Annie Daly ’11, an environmental studies major in the Bellarmine College of Liberal Arts and a student in the LMU Honors Program, visited the Great Pacific Garbage Patch — an area of the northern Pacific Ocean where ocean debris, made up mostly of plastics, is concentrated. She traveled there with Project Kaisei, an organization that sends research vessels to the debris sites to study plastic refuse and trash and find ways to convert plastic ocean debris into fuel. Daly received a grant from the Honors Program to pursue her research. She was interviewed by Joseph Wakelee-Lynch.

When did you go to the Great Pacific Garbage Patch?
We left on Aug. 14, 2010, from the Bay Area and returned to San Diego on Sept. 3.

How long did it take you to sail there?
We were on the boat for about 25 days. When we were about 600 miles out, on about the third day of sailing, we started to see plastic and other trash.

Is the garbage collecting in one identifiable place?
No, it’s not like a floating garbage island. Some of the plastic is submerged and other bits are floating on the surface. It’s like having a really big swimming pool and dumping your trash in it — the trash is scattered, not clumped together in one place.

We were looking for “ghost nets,” which are discarded fishing gear, as the first sign of the patch.
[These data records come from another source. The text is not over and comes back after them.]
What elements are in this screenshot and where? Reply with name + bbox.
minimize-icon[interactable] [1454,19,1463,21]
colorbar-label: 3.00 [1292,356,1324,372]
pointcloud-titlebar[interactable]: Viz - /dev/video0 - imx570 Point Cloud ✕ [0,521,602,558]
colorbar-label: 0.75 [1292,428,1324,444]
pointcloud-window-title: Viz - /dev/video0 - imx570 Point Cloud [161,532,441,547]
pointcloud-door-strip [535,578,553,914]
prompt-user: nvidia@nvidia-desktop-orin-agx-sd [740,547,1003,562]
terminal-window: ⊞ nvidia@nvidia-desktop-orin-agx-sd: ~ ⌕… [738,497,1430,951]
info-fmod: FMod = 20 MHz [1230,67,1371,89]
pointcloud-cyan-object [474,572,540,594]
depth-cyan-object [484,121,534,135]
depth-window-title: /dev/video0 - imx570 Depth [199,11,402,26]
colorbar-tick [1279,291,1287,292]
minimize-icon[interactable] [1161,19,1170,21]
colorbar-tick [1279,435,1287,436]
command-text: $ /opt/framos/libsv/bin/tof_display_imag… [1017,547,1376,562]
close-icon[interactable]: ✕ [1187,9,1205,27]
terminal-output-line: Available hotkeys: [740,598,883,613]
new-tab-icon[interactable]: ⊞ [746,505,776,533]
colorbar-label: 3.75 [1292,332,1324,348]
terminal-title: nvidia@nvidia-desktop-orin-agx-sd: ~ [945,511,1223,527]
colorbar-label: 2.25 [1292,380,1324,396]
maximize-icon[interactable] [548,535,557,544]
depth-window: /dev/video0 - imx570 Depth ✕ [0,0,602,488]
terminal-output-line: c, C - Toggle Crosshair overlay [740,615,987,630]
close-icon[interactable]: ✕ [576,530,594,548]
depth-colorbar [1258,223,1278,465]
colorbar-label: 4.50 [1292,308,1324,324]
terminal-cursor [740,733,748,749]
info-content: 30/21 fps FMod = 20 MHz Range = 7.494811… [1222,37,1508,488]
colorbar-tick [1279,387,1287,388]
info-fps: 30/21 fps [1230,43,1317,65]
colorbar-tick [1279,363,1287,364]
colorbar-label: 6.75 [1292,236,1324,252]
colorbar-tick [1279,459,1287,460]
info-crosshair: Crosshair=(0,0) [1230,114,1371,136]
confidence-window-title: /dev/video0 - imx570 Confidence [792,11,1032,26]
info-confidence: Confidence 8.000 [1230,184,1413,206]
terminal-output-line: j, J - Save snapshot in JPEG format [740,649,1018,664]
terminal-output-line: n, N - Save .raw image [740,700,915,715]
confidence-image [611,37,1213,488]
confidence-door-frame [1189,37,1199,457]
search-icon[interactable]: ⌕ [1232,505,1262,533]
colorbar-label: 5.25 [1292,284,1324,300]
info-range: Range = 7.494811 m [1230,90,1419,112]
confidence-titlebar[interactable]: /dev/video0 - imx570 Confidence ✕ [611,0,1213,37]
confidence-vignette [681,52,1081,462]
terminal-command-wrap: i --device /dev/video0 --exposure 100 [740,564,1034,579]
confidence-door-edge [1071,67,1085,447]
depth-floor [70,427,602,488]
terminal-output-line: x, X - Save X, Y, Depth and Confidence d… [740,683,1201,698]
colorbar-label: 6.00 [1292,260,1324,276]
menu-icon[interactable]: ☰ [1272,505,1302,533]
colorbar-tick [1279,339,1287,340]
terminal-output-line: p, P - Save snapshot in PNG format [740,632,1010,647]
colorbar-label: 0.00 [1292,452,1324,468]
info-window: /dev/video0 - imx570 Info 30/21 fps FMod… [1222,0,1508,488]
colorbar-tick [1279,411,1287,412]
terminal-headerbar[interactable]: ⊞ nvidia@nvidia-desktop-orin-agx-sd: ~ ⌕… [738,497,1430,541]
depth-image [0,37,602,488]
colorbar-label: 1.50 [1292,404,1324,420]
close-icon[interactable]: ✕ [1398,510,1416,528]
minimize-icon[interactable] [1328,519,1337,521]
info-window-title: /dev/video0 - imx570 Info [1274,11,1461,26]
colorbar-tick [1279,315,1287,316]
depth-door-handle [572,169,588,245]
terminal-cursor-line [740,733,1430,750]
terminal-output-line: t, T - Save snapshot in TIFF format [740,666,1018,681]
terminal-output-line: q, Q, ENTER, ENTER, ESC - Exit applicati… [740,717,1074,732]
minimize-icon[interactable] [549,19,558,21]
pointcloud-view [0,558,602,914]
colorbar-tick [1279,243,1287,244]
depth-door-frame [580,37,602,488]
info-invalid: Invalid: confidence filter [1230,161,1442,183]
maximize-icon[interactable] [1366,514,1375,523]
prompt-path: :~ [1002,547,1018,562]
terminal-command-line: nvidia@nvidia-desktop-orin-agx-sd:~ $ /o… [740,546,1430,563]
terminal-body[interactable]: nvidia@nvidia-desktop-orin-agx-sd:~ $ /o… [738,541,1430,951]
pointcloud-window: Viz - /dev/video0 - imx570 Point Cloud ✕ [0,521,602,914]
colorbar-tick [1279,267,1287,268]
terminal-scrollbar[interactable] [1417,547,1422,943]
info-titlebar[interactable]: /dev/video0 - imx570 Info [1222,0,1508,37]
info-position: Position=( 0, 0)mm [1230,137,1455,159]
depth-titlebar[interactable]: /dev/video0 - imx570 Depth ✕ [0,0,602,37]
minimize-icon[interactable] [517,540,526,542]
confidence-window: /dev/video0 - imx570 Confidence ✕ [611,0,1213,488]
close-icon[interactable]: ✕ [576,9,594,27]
They are a huge problem. The first one we found was one that got stuck on our propeller, and the first mate had to dive and cut it off the propeller. That’s when we knew we were there.

Was there anything especially interesting about the trash?
What grows on it is interesting. There are gooseneck barnacles and little crabs that live on the discarded nets and plastic. The plastic has acquired its own eco-system. When we pulled the plastic up, we threw the creatures back into the water, but they can’t survive without the surface plastic to live on.

On one hand, you’ve had a very unusual research opportunity about an environmental issue that’s very important. But did it leave you depressed?
On the boat, I wasn’t depressed. But when we got to San Diego, where we had planned to discuss our work at a Tall Ships festival and show the plastic we had collected and where it came from, it hit me.

What are people doing to improve the situation?
Some groups organize coastal cleanups, others are involved in effecting public policy, and some are focused on prevention.

What are you doing to make a difference?
I had an art exhibit in September in the Thomas P. Kelly Jr. Student Art Gallery to raise awareness in the LMU community. It was made up of pieces of trash, paintings, photos and lots of information. I’d like to make that a traveling exhibit to take to elementary schools. Last spring, I went to an elementary school to talk about the Great Pacific Garbage Patch. The kids couldn’t believe it.

How can people learn more?
One way is to learn more from Project Kaisei and the Ocean Conservancy.

What do you wish you could say to people about the problem?
All of our choices really do make a difference. Beach cleanups and cleaning up your street to make sure trash doesn’t go down the storm drains really make a difference, because that trash goes to the ocean. We should ask ourselves, “Do I need to buy something that comes in a plastic bottle or bag?” We’re creating a material that doesn’t break down for far longer than any one person’s lifetime, and it has serious repercussions that we should be considering before producing millions and millions of tons of it.